Modulation of mRNA expression levels of differentiation markers after EMTT exposure. (a–h) Bar graphs showing gene expression levels of the different markers: scleraxis, SCX (a); tenomodulin, TNMD (b); tenascin-C, TNC (c); type I collagen, COL1A1 (d); type III collagen, COL3A1 (e); alpha smooth muscle actin (α-SMA), ACTA2 (f); cyclin-dependent kinase inhibitor 2A (p16), CDKN2A (g); matrix metalloproteinase-9, MMP9 (h) in cells treated as above compared to untreated cells (UNT). Results are expressed as mean value ± SD. ns, not statistically significant; * p < 0.05; ** p < 0.01; *** p < 0.001, **** p < 0.0001.

Figure 5

Effects of EMTT exposure on tenocytes’ migration abilities. Representative images of scratch assay (n = 3) showing the effect of EMTT on cell migration. Bar: 20 µm. The percentage of residual open area after 24 h of treatment with EMTT at 80_3.5k_3, compared to that of untreated cells (UNT), was measured using the Axiovision software as reported in the Materials and Methods section.
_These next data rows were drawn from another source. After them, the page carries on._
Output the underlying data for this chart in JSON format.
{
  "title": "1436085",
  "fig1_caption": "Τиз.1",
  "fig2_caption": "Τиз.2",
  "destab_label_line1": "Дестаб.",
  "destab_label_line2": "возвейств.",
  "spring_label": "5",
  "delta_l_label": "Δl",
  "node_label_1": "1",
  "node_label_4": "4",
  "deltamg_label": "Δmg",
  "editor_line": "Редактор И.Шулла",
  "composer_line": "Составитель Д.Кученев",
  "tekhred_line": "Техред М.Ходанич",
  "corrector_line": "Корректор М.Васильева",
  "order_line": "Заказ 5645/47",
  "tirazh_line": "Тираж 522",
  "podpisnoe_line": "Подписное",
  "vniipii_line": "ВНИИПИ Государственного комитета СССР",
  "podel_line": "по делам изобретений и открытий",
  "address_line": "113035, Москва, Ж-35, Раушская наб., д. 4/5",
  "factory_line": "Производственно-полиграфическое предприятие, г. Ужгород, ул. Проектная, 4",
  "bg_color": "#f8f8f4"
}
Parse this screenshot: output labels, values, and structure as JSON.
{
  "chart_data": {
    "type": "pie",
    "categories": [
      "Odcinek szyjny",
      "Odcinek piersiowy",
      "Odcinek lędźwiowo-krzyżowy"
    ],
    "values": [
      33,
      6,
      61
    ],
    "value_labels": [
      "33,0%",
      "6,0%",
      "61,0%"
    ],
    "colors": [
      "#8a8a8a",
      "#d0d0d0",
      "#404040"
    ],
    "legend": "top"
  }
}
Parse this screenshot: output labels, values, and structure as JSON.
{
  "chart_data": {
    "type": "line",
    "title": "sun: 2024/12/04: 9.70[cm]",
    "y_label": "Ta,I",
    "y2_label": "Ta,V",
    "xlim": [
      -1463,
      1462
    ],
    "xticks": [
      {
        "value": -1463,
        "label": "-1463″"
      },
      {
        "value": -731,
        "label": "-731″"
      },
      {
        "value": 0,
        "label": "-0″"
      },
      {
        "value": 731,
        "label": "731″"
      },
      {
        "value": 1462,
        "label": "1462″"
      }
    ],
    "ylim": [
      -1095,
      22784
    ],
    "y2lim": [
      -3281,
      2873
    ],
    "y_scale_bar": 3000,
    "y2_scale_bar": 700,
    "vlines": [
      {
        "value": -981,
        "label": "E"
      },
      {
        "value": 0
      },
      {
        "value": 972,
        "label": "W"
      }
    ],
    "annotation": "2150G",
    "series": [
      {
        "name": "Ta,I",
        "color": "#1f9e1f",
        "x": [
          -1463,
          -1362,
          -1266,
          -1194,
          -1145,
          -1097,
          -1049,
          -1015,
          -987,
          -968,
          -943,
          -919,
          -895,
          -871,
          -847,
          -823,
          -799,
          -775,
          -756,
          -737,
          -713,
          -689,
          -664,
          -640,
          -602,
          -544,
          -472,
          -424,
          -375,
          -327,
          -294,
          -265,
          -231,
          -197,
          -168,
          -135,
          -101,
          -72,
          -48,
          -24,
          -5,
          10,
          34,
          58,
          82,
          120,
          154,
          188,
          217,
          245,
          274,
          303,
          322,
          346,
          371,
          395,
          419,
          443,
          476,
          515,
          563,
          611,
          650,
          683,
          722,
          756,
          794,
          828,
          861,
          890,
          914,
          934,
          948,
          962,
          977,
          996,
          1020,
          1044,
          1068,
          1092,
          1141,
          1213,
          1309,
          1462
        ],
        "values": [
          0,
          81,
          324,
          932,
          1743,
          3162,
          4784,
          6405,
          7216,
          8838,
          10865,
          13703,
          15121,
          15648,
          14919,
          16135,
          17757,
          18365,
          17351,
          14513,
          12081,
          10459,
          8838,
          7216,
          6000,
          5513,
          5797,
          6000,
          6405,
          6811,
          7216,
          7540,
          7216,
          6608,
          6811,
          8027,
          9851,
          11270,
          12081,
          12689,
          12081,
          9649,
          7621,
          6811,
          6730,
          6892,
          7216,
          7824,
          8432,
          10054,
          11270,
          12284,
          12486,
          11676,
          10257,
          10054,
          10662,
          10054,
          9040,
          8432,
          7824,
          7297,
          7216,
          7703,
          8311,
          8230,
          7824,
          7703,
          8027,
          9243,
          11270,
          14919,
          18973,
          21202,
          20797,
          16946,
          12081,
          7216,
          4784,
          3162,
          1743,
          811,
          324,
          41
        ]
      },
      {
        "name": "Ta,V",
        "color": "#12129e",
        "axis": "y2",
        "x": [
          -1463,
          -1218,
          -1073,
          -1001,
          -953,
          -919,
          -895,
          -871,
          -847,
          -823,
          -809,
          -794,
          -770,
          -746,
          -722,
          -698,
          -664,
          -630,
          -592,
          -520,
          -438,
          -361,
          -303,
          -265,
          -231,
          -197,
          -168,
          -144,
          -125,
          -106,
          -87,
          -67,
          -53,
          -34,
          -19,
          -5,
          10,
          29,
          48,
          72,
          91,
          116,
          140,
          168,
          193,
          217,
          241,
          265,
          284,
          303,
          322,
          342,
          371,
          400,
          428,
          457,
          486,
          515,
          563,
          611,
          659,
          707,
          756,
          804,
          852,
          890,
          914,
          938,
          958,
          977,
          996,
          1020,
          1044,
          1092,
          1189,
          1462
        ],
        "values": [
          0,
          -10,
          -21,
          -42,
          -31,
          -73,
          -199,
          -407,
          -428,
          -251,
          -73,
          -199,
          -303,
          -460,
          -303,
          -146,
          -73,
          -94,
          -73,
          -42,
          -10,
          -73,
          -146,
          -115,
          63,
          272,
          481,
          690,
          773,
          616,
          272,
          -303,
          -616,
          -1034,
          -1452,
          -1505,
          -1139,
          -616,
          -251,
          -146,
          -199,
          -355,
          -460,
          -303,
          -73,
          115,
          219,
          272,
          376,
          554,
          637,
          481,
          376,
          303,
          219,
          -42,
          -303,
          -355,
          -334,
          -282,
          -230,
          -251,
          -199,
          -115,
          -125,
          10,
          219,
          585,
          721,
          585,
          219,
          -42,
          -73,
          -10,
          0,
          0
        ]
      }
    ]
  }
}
Results are expressed as mean value ± SD, * p < 0.05.

Figure 6

Immunofluorescence analysis of the effects of acute EMTT exposure on actin cytoskeleton architecture and paxillin expression in tenocytes. Representative IF acquisitions (n = 3) showing actin cytoskeleton (top panels) and paxillin expression (bottom panels) of cells treated with EMTT at 80_3.5k_3 or untreated (UNT). F-Actin is stained in red with TRITC–Phalloidin, paxillin is stained in green with FITC-conjugated antibody, and nuclei are stained in blue with DAPI. Bar: 10 µm. Quantitative immunofluorescence analysis of TRITC–Phalloidin (top graph) and FITC–paxillin (bottom graph) staining is expressed as the mean ± SD relative fluorescence unit normalized to untreated cells (* p < 0.05; ** p < 0.01).